After spending some time with Joan Littlewood's 'Theatre Workshop' company at the Theatre Royal Stratford East, he was cast in the Granada television series, The Younger Generation in 1961 and had a musical, Solo, produced in 1962 at Cheltenham.
[4] The Bill Douglas Trilogy recounts the harrowing experiences of a young boy, Jamie, growing up in material and emotional poverty with his brother and grandmother; followed by incarceration in a children's home, and then living in a hostel for down-and-outs.
Eventually the call-up for national service allows Jamie to find freedom through his friendship with Robert, a young middle class Englishman who introduces him to books and the possibility of a more optimistic and fulfilling future.

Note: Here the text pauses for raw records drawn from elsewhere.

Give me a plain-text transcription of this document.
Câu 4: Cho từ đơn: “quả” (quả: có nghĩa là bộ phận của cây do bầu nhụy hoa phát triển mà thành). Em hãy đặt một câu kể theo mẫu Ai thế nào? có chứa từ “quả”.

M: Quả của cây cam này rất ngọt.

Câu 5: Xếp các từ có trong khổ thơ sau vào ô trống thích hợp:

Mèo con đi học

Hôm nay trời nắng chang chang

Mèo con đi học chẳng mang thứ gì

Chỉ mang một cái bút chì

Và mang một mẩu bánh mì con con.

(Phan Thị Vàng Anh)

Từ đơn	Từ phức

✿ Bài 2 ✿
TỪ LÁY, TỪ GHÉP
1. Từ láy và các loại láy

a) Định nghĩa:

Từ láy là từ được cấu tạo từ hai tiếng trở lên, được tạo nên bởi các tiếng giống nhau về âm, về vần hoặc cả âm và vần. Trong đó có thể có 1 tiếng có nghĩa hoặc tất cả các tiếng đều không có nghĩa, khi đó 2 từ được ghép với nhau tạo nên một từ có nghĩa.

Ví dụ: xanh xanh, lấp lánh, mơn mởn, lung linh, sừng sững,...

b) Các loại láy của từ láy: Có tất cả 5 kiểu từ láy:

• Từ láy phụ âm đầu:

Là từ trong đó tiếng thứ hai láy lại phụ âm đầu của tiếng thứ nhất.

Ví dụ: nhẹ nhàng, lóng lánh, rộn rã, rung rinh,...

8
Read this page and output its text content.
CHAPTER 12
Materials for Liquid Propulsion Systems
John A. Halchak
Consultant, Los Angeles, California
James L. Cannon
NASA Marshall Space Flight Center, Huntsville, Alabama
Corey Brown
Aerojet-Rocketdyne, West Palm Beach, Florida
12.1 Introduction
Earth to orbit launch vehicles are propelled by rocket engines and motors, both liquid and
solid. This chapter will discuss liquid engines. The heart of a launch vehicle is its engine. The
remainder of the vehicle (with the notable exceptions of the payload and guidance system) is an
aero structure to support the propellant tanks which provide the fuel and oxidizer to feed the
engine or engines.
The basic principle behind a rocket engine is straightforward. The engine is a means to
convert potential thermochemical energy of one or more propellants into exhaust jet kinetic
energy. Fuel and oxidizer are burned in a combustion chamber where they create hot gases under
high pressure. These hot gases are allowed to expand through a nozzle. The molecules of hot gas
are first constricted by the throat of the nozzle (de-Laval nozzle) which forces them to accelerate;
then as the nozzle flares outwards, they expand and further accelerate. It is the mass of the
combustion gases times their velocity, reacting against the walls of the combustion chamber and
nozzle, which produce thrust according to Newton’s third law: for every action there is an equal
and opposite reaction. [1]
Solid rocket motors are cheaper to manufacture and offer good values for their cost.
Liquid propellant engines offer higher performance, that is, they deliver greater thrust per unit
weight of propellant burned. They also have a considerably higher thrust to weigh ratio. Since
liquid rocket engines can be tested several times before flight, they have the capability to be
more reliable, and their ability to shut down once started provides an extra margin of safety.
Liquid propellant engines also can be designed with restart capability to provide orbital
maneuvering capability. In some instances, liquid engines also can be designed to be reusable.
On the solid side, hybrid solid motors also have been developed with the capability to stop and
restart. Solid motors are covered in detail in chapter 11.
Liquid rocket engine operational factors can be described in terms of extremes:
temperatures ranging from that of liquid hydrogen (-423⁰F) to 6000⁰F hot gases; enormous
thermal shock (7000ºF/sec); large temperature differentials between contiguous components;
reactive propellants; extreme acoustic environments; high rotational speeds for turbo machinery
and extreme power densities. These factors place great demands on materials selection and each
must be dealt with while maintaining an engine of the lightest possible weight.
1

The austere black and white images of the films embody a stillness and intensity reminiscent of silent cinema and this visual style is augmented by the equally spare and precise use of sound.
Just as the stillness of the image forces the audience to look, so the relative silence encourages greater attention to specific sounds – boots scraping on asphalt, the chirping of birds and the timbre of voices – granting an emotional power that many considered lost in the aural bombardment characterising much contemporary cinema.
The Trilogy gained a wealth of critical plaudits but Douglas struggled to raise financing for his next project, and was forced to find other ways of earning a living.